Performance Impact of Pipeline Mode
In practical testing, inserting one hundred records using traditional single-statement execution typically takes several hundred milliseconds to over a second, depending on network latency. The same operation using pipeline mode usually completes within a fraction of that time. When prepared statements are added, execution becomes even faster.
The key benefit comes from eliminating repeated network waits and minimizing server-side parsing and planning work.
When Pipeline Mode Should Be Avoided
Pipeline mode is not suitable for single interactive queries, debugging sessions, or workflows that require constant real-time decision making between statements. It should also be avoided when the client application does not properly support pipeline result handling.
PostgreSQL Pipeline Mode is a powerful execution model that dramatically improves performance for batch-oriented workloads. By eliminating unnecessary network waits and allowing large volumes of SQL commands to flow continuously to the server, it enables high-throughput data processing without sacrificing reliability or transactional safety.

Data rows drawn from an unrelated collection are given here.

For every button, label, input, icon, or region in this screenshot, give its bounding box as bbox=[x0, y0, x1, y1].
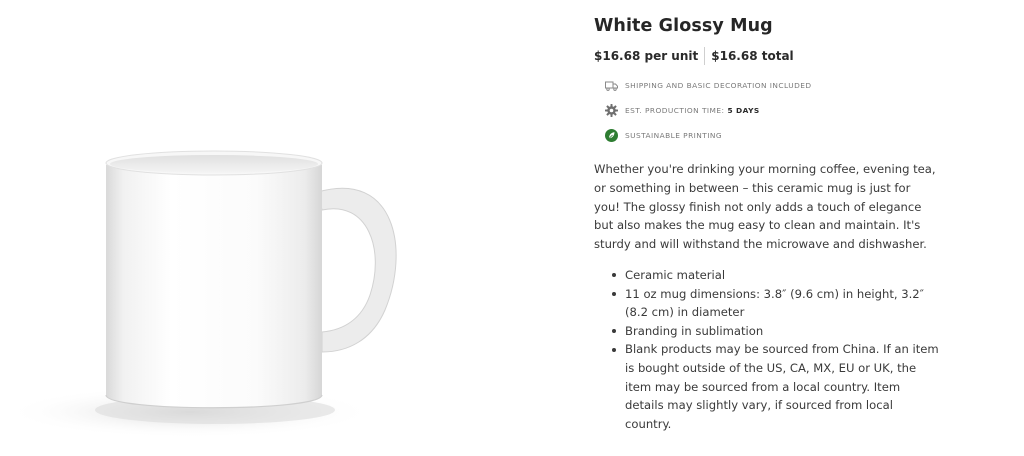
feature-production-value: 5 days bbox=[727, 106, 760, 115]
price-divider bbox=[704, 47, 706, 65]
price-per-unit: $16.68 per unit bbox=[594, 49, 699, 63]
feature-shipping-text: Shipping and basic decoration included bbox=[625, 81, 812, 90]
spec-item-sourcing: Blank products may be sourced from China… bbox=[612, 340, 939, 433]
product-image bbox=[0, 0, 560, 456]
product-title: White Glossy Mug bbox=[594, 16, 773, 36]
gear-icon bbox=[604, 104, 618, 118]
feature-shipping: Shipping and basic decoration included bbox=[604, 73, 954, 98]
feature-sustainable: Sustainable printing bbox=[604, 123, 954, 148]
white-mug-image bbox=[5, 150, 397, 438]
spec-item-material: Ceramic material bbox=[612, 266, 939, 285]
product-specs-list: Ceramic material 11 oz mug dimensions: 3… bbox=[594, 266, 939, 433]
price-total: $16.68 total bbox=[711, 49, 794, 63]
product-details: White Glossy Mug $16.68 per unit $16.68 … bbox=[594, 14, 954, 433]
feature-production-label: Est. production time: bbox=[625, 106, 725, 115]
truck-icon bbox=[604, 79, 618, 93]
leaf-icon bbox=[604, 129, 618, 143]
product-description: Whether you're drinking your morning cof… bbox=[594, 162, 936, 252]
spec-item-branding: Branding in sublimation bbox=[612, 322, 939, 341]
price-row: $16.68 per unit $16.68 total bbox=[594, 46, 954, 66]
feature-production-time: Est. production time: 5 days bbox=[604, 98, 954, 123]
feature-sustainable-text: Sustainable printing bbox=[625, 131, 723, 140]
feature-list: Shipping and basic decoration included E… bbox=[604, 73, 954, 148]
spec-item-dimensions: 11 oz mug dimensions: 3.8″ (9.6 cm) in h… bbox=[612, 285, 939, 322]
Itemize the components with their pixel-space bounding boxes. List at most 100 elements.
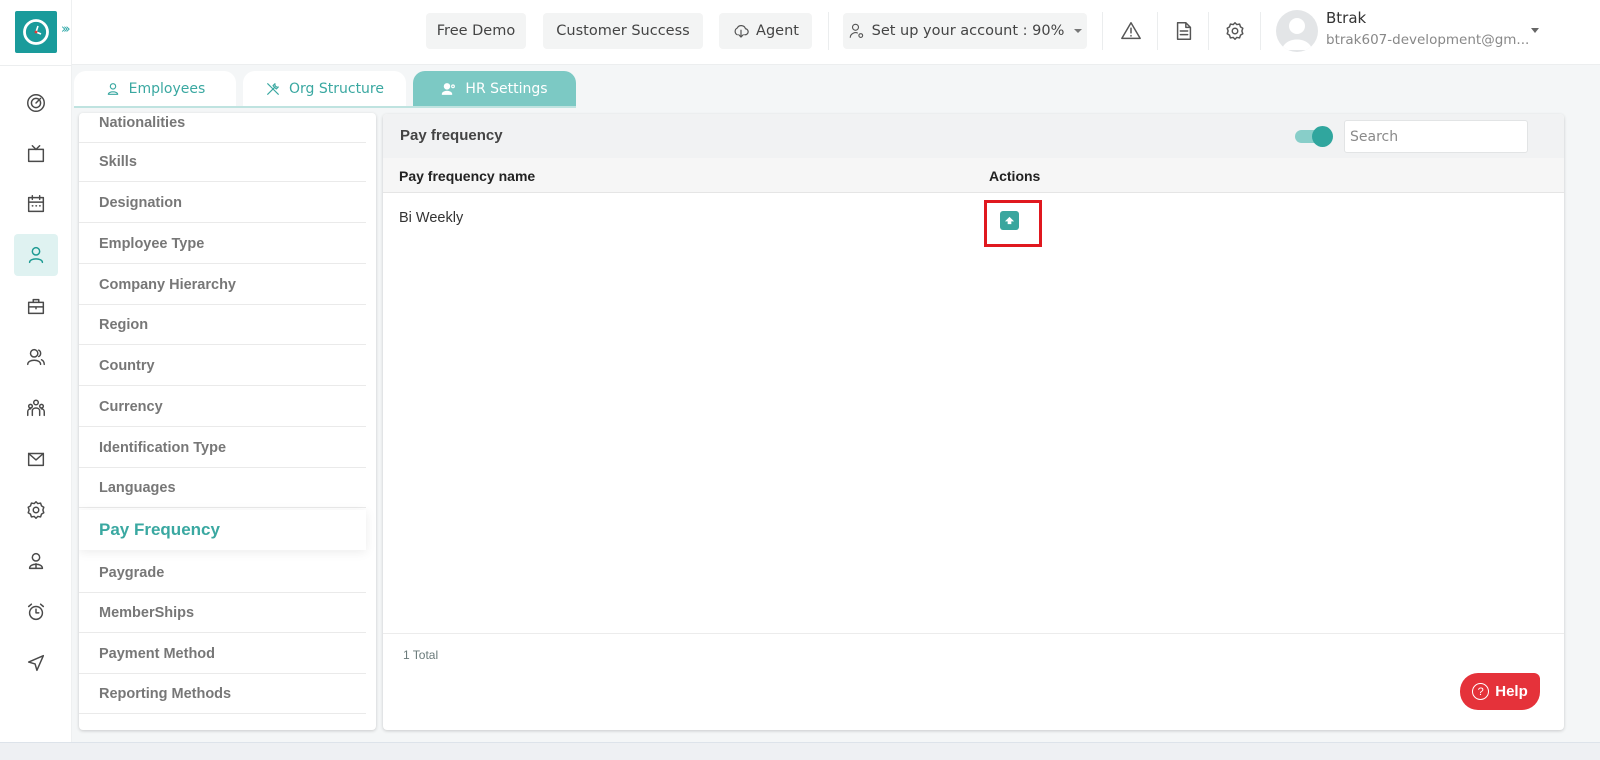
menu-item-label: Languages [99,479,176,496]
gear-icon [1226,22,1244,40]
free-demo-label: Free Demo [436,23,516,39]
menu-item-region[interactable]: Region [79,305,366,345]
document-icon [1176,22,1192,40]
tabs-underline [74,106,576,108]
panel-title: Pay frequency [400,127,503,144]
menu-item-company-hierarchy[interactable]: Company Hierarchy [79,265,366,305]
avatar[interactable] [1276,10,1318,52]
pay-frequency-name-cell: Bi Weekly [399,210,464,226]
user-menu-caret-icon[interactable] [1531,28,1539,33]
users-icon [27,348,45,366]
agent-button[interactable]: Agent [719,13,812,49]
rail-item-profile[interactable] [14,540,58,582]
app-logo[interactable] [15,11,57,53]
left-rail: ››› [0,0,72,760]
user-settings-icon [442,83,456,95]
warning-icon [1121,22,1141,40]
document-button[interactable] [1171,18,1197,44]
rail-item-timer[interactable] [14,591,58,633]
settings-icon [27,501,45,519]
footer-divider [383,633,1564,634]
rail-item-users[interactable] [14,336,58,378]
pay-frequency-panel: Pay frequency Pay frequency name Actions… [383,114,1564,730]
chevron-down-icon [1074,29,1083,33]
top-separator [1260,12,1261,50]
help-button[interactable]: ? Help [1460,673,1540,710]
profile-icon [28,552,44,570]
hr-settings-menu: Nationalities Skills Designation Employe… [79,113,376,730]
menu-item-reporting-methods[interactable]: Reporting Methods [79,674,366,714]
menu-item-currency[interactable]: Currency [79,387,366,427]
menu-item-label: MemberShips [99,604,195,621]
menu-item-employee-type[interactable]: Employee Type [79,224,366,264]
rail-item-team[interactable] [14,387,58,429]
question-circle-icon: ? [1472,683,1490,700]
menu-item-label: Pay Frequency [99,520,220,539]
mail-icon [27,452,45,467]
table-header: Pay frequency name Actions [383,158,1564,193]
menu-item-label: Designation [99,194,182,211]
user-icon [28,246,44,264]
rail-item-calendar[interactable] [14,183,58,225]
rail-item-employees[interactable] [14,234,58,276]
menu-item-label: Paygrade [99,564,165,581]
agent-label: Agent [756,23,799,39]
menu-item-nationalities[interactable]: Nationalities [79,113,366,143]
rail-item-dashboard[interactable] [14,82,58,124]
menu-item-label: Region [99,316,149,333]
menu-item-label: Identification Type [99,439,227,456]
setup-account-dropdown[interactable]: Set up your account : 90% [843,13,1087,49]
rail-item-mail[interactable] [14,438,58,480]
menu-item-pay-frequency[interactable]: Pay Frequency [79,510,366,550]
menu-item-label: Reporting Methods [99,685,232,702]
menu-item-memberships[interactable]: MemberShips [79,593,366,633]
menu-item-designation[interactable]: Designation [79,183,366,223]
restore-button[interactable] [1000,211,1019,230]
tab-org-structure-label: Org Structure [289,81,384,97]
top-separator [1157,12,1158,50]
tab-hr-settings-label: HR Settings [465,81,548,97]
tab-hr-settings[interactable]: HR Settings [413,71,576,107]
menu-item-country[interactable]: Country [79,346,366,386]
menu-item-label: Employee Type [99,235,205,252]
table-row: Bi Weekly [383,194,1564,244]
expand-sidebar-icon[interactable]: ››› [61,22,70,37]
tools-icon [267,83,279,95]
free-demo-button[interactable]: Free Demo [426,13,526,49]
customer-success-button[interactable]: Customer Success [543,13,703,49]
user-setup-icon [849,23,863,38]
tab-employees-label: Employees [128,81,206,97]
archive-toggle[interactable] [1295,125,1333,147]
rail-item-projects[interactable] [14,285,58,327]
menu-item-paygrade[interactable]: Paygrade [79,553,366,593]
tab-org-structure[interactable]: Org Structure [243,71,406,107]
dashboard-icon [27,94,45,112]
column-header-name: Pay frequency name [399,168,536,184]
menu-item-label: Nationalities [99,114,186,131]
user-email: btrak607-development@gm... [1326,32,1530,48]
rail-item-settings[interactable] [14,489,58,531]
search-input[interactable] [1344,120,1528,153]
setup-account-label: Set up your account : 90% [871,23,1065,39]
menu-item-languages[interactable]: Languages [79,468,366,508]
total-count: 1 Total [403,648,439,662]
menu-item-identification-type[interactable]: Identification Type [79,428,366,468]
menu-item-skills[interactable]: Skills [79,142,366,182]
menu-item-label: Country [99,357,155,374]
tab-employees[interactable]: Employees [74,71,236,107]
user-icon [107,83,118,95]
clock-logo-icon [23,19,49,45]
menu-item-label: Payment Method [99,645,216,662]
user-name: Btrak [1326,9,1367,27]
rail-item-tv[interactable] [14,133,58,175]
top-separator [1208,12,1209,50]
rail-item-send[interactable] [14,642,58,684]
cloud-download-icon [734,25,749,38]
team-icon [27,399,45,417]
settings-button[interactable] [1222,18,1248,44]
menu-item-payment-method[interactable]: Payment Method [79,634,366,674]
tv-icon [27,145,45,163]
customer-success-label: Customer Success [556,23,690,39]
send-icon [27,654,45,672]
warning-button[interactable] [1118,18,1144,44]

For database administrators, this means faster backups, faster migrations, more efficient ETL pipelines, and better resource utilization. For developers, it means higher API performance and cleaner batch processing logic.
Pipeline mode is not merely an optimization feature. In modern high-volume systems, it is a critical tool for building scalable, production-ready PostgreSQL architectures.